13. Becoming extinct
Every year, about 37 million seahorses die, many of them ending up in massive global commerce.
Seahorses are in jeopardy worldwide, threatened by habitat destruction, and sold in large international commerce.
Because of the high public demand for seahorses, some researchers believe that some species, such as the Paradoxical Seahorse, are already extinct or highly endangered.
However, precise numbers are hard to determine due to the extensive spread of seahorse species.
14. World’s slowest fish: Dwarf seahorse
The dwarf seahorse, Hippocampus zosterae, can be found in the Bahamas and areas of the United States’ subtidal aquatic habitats.
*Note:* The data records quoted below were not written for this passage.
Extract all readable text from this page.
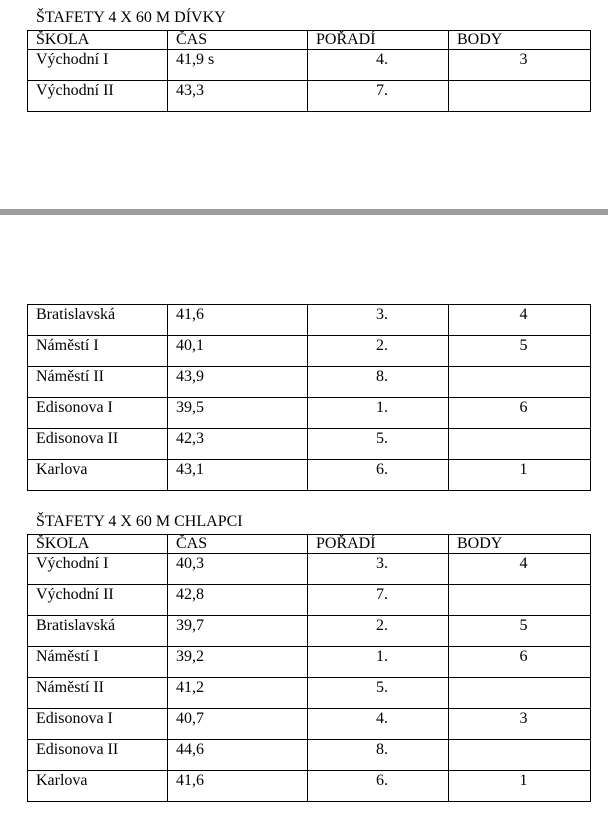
ŠTAFETY 4 X 60 M DÍVKY
ŠKOLA	ČAS	POŘADÍ	BODY
Východní I	41,9 s	4.	3
Východní II	43,3	7.	
Bratislavská	41,6	3.	4
Náměstí I	40,1	2.	5
Náměstí II	43,9	8.	
Edisonova I	39,5	1.	6
Edisonova II	42,3	5.	
Karlova	43,1	6.	1
ŠTAFETY 4 X 60 M CHLAPCI
ŠKOLA	ČAS	POŘADÍ	BODY
Východní I	40,3	3.	4
Východní II	42,8	7.	
Bratislavská	39,7	2.	5
Náměstí I	39,2	1.	6
Náměstí II	41,2	5.	
Edisonova I	40,7	4.	3
Edisonova II	44,6	8.	
Karlova	41,6	6.	1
The world’s slowest-moving fish, the dwarf seashore, can barely swim 1.5 meters (5 feet) per hour, earning it the Guinness World Record for the world’s slowest-moving fish.
15. Not good pet
One of the reasons why seahorses are rarely seen in pet stores is that they are challenging to keep alive.
Furthermore, we must keep the seahorse in a separate saltwater tank to avoid being harmed by other fish.
Seahorses are highly sensitive to environmental disturbance, including climate change, due to their life history and ecology.
Despite the lack of evidence, many cultures believe seahorses have medical benefits, mainly traditional Chinese medicine, which believes that their dried bodies can heal or prevent skin diseases, asthma, and impotence.
Every year, 37 million seahorses are collected in the wild. Seahorse populations are declining at an alarming rate because fishers are harvesting them quicker than they can replenish their populations.